Он с тоской вспоминал ночь на корабле, скрип древесины и пение такелажа, бесстрастного рулевого в свете нактоуза, мерную походку вахтенного офицера на шканцах...
Теперь он никто. Человек, которые расписывал по минутам жизнь пяти сотен подчиненных, выпрашивает один-единственный матрац для единственного своего старшины. Жандармский сержант безнаказанно его оскорбляет, он должен покоряться презренному временщику. Хуже того - при одном воспоминании к щекам прихлынула горячая кровь - его везут в Париж как преступника. Очень скоро холодным утром его выведут в ров Венсенского замка, чтобы поставить к стенке. А потом смерть. Живое воображение явно рисовало касание пули. Интересно, долго ли длится боль до того, как наступает забытье? Он убеждал себя, что страшится не забытья - оно будет избавлением от тоски, почти желанным - но окончательности, необратимости смерти.

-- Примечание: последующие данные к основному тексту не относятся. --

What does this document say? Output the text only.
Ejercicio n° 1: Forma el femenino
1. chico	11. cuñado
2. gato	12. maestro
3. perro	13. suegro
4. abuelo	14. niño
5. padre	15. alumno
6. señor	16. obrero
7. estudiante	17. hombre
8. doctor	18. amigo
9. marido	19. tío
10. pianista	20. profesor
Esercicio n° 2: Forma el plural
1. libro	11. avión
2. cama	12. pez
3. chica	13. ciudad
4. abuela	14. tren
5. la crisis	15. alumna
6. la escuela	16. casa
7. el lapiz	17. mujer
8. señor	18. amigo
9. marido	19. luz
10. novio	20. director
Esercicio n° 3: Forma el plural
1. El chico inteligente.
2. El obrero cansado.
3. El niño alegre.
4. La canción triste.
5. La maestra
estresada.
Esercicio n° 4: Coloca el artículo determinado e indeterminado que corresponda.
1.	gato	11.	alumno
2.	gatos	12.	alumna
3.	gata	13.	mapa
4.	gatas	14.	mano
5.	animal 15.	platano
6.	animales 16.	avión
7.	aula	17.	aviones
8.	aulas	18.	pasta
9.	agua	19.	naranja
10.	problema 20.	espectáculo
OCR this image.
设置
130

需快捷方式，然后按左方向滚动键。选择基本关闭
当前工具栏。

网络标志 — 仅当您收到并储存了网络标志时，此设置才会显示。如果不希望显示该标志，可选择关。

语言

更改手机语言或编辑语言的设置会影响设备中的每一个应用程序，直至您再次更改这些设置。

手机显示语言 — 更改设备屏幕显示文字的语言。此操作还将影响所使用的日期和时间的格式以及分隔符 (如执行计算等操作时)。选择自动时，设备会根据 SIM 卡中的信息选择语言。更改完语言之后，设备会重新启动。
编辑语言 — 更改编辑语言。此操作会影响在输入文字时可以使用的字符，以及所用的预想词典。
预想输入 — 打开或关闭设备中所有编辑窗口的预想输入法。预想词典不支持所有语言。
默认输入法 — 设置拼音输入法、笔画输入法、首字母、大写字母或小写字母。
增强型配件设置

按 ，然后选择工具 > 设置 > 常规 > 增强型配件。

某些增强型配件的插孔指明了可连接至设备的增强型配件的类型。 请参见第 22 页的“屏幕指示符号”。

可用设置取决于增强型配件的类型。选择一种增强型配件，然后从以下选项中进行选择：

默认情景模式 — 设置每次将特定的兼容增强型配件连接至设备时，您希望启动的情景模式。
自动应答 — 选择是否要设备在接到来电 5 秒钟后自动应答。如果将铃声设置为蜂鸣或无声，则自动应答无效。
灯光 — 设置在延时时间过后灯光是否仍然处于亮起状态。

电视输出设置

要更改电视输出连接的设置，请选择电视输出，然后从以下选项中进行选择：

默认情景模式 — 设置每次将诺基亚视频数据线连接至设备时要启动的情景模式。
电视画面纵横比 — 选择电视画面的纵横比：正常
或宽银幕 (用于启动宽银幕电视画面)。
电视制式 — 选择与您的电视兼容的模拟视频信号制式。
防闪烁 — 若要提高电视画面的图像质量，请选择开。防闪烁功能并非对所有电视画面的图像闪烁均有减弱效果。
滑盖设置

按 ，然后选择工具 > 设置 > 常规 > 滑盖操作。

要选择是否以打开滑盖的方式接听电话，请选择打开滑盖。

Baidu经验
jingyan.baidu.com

Нет, даже не это. Скорее он инстинктивно боялся перемены, переходу к чему-то совершенно неведомому. Он вспомнил, как мальчиком ночевал в Андовере - на следующий день ему предстояло взойти на корабль и окунуться в совершенно незнакомую флотскую жизнь. Наверно, точнее сравнения не подберешь - он был тогда напуган, так напуган, что не мог спать, и все же "напуган" - слишком сильное слово, чтоб описать состояние человека, полностью смирившегося с будущим, который не виноват, что сердце колотится и по всему телу выступает пот!
В ночной тишине громко застонал Буш. Хорнблауэр отвлекся от анализа своих страхов. Они расстреляют и Буша. Наверно, привяжут к столбу удивительно, как легко приказать солдатам стрелять в стоящего, даже совершенно беспомощного человека, и как трудно - в простертого на носилках. Это будет чудовищным преступлением. Пусть даже капитан виноват, Буш только исполнял приказы. Но Бонапарт пойдет и на это. Необходимость сплотить Европу в борьбе против Англии подстегивает его все сильнее. Блокада душит Французскую Империю, как душил Антея Геракл. Вынужденные союзники Бонапарта, то есть вся Европа, исключая Португалию и Сицилию, беспокоится и подумывает о переходе в другой стан. Сами французы, догадывался Хорнблауэр, подобно лафонтеновским лягушкам, не в восторге от короля-аиста, которого сами же выпросили себе на голову. Бонапарту мало сказать, что британский флот - преступное орудие вероломной тирании, он говорил это десятки раз. Объявить, что британский флотский офицер нарушил воинские соглашения, тоже будет пустым сотрясением воздуха. А вот судить и расстрелять парочку офицеров - куда убедительнее. Франция, даже Европа, вполне могут поверить превратно изложенным фактам - еще год-два враждебности к англичанам Бонапарту обеспечено.
Только жаль, что жертвами будут он и Буш. За последние несколько лет в руки Бонапарту попали десятки британских капитанов, против половины из них он мог бы сфабриковать обвинения. Вероятно, на Хорнблауэра и Буша пал выбор судьбы. Хорнблауэр убеждал себя, что двадцать лет ходил под угрозой внезапной насильственной смерти. И вот она перед ним, неминуемая, неотвратимая. Он надеялся, что встретит ее смело, пойдет на дно под развевающимися флагами, однако он не доверял слабому телу. Он боялся, что лицо побелеет и зубы будут стучать, хуже того, что подведет сердце, и он упадет в обморок. "Moniteur Universel" не преминет напечатать пару язвительных строк - отличное чтение для леди Барбары и Марии.
Будь он в комнате один, он бы громко стонал и ворочался с боку на бок. А так он лежал неподвижно, молча. Если его подчиненные проснутся, они не догадаются, что он бодрствует. Он стал думать, как бы отвлечься от будущего расстрела и мысли не замедлили нахлынуть.